Florida's Global Warming Future
By the end of this century, Earth would be at least 4 degrees F (2.3 degrees C) warmer than now, or about as hot as it was nearly 130,000 years ago.
Back then, significant portions of the Greenland and Antarctic ice sheets melted, pushing the global sea levels to about 20 feet higher than current levels.
A similarly dramatic, and in some cases catastrophic, rise in ocean levels could happen by the year 2500, Overpeck said in a telephone interview, but he noted it could come sooner.
"We know when the sea level was that high in the past, and we know how much warming is necessary to get that amount of sea level rise from both Greenland and Antarctica," Overpeck said.

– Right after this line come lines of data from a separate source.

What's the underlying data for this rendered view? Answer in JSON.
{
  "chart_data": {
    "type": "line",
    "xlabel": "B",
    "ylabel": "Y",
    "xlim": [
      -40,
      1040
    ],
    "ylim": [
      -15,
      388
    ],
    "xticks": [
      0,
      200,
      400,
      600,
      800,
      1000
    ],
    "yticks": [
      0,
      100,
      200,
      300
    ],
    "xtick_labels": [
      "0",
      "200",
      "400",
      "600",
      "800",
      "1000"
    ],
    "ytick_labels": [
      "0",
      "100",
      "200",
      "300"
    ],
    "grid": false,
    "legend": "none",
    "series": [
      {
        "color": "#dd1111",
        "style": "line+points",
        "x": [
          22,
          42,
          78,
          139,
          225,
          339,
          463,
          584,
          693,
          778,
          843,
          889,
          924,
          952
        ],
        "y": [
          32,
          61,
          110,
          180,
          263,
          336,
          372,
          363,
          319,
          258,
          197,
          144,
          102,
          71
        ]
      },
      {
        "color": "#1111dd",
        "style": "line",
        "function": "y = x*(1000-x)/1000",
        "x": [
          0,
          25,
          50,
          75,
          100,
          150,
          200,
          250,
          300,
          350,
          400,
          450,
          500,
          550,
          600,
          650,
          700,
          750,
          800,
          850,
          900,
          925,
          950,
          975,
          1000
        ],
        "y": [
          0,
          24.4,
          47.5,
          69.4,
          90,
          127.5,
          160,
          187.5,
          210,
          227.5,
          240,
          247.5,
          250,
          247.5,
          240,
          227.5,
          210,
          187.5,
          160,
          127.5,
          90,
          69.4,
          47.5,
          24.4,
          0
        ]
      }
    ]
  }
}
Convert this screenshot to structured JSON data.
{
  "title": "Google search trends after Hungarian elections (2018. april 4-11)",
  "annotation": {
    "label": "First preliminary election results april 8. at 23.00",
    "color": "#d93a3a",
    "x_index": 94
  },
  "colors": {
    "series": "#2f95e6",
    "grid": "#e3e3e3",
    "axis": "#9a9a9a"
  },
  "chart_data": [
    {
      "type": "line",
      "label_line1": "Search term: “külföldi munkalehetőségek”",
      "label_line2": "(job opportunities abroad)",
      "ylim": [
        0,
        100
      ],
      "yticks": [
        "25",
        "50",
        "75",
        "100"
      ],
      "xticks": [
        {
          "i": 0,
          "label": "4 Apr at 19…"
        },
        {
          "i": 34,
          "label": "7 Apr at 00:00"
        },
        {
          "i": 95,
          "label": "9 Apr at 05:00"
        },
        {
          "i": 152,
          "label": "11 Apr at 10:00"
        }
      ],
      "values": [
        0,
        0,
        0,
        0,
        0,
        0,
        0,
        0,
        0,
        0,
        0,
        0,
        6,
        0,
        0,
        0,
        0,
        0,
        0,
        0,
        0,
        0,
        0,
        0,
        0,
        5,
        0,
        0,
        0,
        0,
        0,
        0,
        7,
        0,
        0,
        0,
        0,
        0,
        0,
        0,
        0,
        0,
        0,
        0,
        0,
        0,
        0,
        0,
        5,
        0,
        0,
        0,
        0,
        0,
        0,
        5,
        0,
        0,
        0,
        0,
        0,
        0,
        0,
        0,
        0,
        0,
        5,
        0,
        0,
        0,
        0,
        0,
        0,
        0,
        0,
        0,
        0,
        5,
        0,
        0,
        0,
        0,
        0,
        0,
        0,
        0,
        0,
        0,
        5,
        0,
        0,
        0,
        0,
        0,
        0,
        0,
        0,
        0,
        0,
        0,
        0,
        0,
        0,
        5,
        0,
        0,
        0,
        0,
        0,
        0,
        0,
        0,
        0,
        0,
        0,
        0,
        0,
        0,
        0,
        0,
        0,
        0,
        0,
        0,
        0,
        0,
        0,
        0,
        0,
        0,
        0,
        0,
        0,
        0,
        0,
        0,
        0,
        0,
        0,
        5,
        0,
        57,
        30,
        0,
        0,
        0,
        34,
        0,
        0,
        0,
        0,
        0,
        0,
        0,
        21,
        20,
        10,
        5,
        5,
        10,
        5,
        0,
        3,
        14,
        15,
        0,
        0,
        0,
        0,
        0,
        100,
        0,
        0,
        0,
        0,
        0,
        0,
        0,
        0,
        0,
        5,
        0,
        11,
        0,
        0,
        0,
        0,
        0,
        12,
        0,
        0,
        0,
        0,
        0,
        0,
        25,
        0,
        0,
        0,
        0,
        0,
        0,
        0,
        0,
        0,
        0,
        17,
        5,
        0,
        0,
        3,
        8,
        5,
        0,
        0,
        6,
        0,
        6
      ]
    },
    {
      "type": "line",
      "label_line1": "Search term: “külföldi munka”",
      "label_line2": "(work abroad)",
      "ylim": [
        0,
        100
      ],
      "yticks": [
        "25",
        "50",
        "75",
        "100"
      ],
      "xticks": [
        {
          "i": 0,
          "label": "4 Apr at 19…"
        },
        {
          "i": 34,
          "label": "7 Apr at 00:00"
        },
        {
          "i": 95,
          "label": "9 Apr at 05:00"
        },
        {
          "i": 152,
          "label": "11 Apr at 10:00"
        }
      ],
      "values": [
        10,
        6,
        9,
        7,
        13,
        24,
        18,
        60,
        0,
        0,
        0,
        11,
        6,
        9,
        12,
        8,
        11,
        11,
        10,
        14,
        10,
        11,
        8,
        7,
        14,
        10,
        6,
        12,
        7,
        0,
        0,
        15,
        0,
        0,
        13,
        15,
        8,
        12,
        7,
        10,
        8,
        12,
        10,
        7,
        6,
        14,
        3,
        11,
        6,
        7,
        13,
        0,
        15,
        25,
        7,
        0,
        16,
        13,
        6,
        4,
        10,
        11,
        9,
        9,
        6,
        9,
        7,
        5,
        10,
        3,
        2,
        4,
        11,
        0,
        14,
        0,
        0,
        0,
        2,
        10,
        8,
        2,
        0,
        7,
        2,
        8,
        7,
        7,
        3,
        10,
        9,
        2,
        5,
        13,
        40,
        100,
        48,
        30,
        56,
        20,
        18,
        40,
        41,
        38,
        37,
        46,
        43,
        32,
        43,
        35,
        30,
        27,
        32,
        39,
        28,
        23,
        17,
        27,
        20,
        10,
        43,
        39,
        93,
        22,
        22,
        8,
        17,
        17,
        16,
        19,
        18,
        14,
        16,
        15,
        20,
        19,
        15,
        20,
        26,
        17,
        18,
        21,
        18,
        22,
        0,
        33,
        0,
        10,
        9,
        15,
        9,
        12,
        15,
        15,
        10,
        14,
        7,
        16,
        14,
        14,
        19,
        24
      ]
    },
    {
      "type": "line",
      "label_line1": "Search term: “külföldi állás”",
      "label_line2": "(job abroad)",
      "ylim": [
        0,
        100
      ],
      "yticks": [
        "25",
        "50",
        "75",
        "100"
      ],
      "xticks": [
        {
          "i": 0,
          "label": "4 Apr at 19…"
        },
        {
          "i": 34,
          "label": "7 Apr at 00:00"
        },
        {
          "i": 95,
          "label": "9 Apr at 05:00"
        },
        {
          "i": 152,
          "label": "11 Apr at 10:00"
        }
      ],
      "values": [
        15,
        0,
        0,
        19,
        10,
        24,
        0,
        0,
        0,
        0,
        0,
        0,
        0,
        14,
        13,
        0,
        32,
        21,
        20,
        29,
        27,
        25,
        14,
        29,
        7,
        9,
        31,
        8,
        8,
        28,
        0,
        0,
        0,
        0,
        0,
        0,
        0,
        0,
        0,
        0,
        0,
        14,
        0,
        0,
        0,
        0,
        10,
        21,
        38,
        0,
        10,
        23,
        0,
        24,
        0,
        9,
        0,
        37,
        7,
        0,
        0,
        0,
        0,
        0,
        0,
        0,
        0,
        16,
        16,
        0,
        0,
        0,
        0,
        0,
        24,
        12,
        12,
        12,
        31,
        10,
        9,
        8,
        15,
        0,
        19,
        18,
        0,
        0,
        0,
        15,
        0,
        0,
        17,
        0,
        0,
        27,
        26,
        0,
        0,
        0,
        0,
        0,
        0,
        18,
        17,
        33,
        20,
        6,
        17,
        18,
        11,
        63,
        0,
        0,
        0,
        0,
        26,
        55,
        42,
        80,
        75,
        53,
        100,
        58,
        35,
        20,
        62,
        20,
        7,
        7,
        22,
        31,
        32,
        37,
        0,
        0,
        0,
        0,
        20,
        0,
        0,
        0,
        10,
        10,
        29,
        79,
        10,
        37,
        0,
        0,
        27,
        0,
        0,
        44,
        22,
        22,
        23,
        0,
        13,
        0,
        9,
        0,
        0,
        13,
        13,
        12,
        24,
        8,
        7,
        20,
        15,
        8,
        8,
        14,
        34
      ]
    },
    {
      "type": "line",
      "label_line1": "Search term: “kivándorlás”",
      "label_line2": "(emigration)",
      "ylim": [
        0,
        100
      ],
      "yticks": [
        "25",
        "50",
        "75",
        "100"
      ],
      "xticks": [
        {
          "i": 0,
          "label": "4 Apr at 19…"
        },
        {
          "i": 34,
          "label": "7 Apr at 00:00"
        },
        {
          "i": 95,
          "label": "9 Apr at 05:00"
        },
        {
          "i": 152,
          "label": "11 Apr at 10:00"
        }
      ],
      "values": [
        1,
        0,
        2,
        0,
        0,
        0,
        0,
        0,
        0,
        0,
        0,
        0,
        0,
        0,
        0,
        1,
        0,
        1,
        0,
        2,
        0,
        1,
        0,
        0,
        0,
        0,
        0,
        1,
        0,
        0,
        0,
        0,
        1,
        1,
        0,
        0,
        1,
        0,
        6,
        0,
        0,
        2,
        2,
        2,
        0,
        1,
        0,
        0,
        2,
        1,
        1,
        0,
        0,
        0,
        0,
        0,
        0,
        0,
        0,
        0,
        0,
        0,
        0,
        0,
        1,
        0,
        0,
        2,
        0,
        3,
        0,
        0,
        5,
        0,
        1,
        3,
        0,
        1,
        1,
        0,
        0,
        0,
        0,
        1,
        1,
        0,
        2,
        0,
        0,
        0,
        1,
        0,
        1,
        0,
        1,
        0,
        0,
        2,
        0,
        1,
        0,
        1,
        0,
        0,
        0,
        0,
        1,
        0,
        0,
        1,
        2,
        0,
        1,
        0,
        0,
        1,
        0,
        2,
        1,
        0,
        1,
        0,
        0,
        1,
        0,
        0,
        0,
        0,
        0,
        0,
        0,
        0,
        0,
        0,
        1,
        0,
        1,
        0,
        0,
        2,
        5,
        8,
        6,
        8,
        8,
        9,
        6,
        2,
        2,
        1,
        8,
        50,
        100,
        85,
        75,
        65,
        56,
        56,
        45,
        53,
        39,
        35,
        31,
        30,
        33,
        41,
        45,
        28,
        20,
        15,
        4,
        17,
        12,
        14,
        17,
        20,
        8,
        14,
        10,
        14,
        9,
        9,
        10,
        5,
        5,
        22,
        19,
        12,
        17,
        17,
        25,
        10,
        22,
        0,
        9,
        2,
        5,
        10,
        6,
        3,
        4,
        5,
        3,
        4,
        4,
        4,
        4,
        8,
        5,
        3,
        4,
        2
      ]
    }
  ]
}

The Earth will get that hot sometime early in the second half of this century, he said, and once it does, the big ice sheets will start melting "in a more dramatic manner" than they currently are.

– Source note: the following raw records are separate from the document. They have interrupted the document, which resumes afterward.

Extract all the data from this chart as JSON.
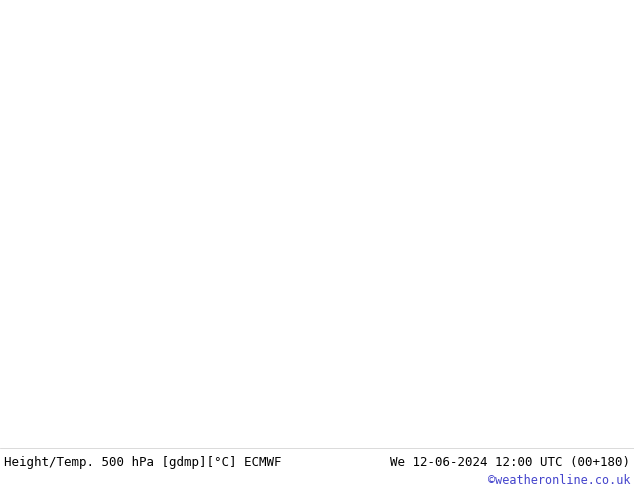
{
  "title_left": "Height/Temp. 500 hPa [gdmp][°C] ECMWF",
  "title_right": "We 12-06-2024 12:00 UTC (00+180)",
  "watermark": "©weatheronline.co.uk",
  "fig_width": 6.34,
  "fig_height": 4.9,
  "dpi": 100,
  "footer_bg": "#ffffff",
  "footer_text_color": "#000000",
  "watermark_color": "#4444cc",
  "title_fontsize": 9.0,
  "watermark_fontsize": 8.5,
  "map_bg_ocean": "#c8d4e0",
  "map_bg_land": "#b8d4a0",
  "map_bg_white": "#f0f0f0"
}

A conservative estimate would call for sea level rises of 3 feet (1 meter) per century, he said.
He cautioned, however, that this estimate assumes the Earth will get only as hot as it did 130,000 years ago when the ice sheets melted.
"If we decide to keep on the track we're on now and just keep on warming, because of greenhouse gas pollution, then we could easily cook those ice sheets more rapidly," Overpeck said.
The earlier ice melt was concentrated in the Northern Hemisphere in the summer months, and was due largely to changes in Earth's orbit, he said.
"The climate warming we're in now is global and it's year-round and it's due to human influences on the climate system," he said. "That will be more damaging to the ice sheets than the that warming we had 130,000 years ago."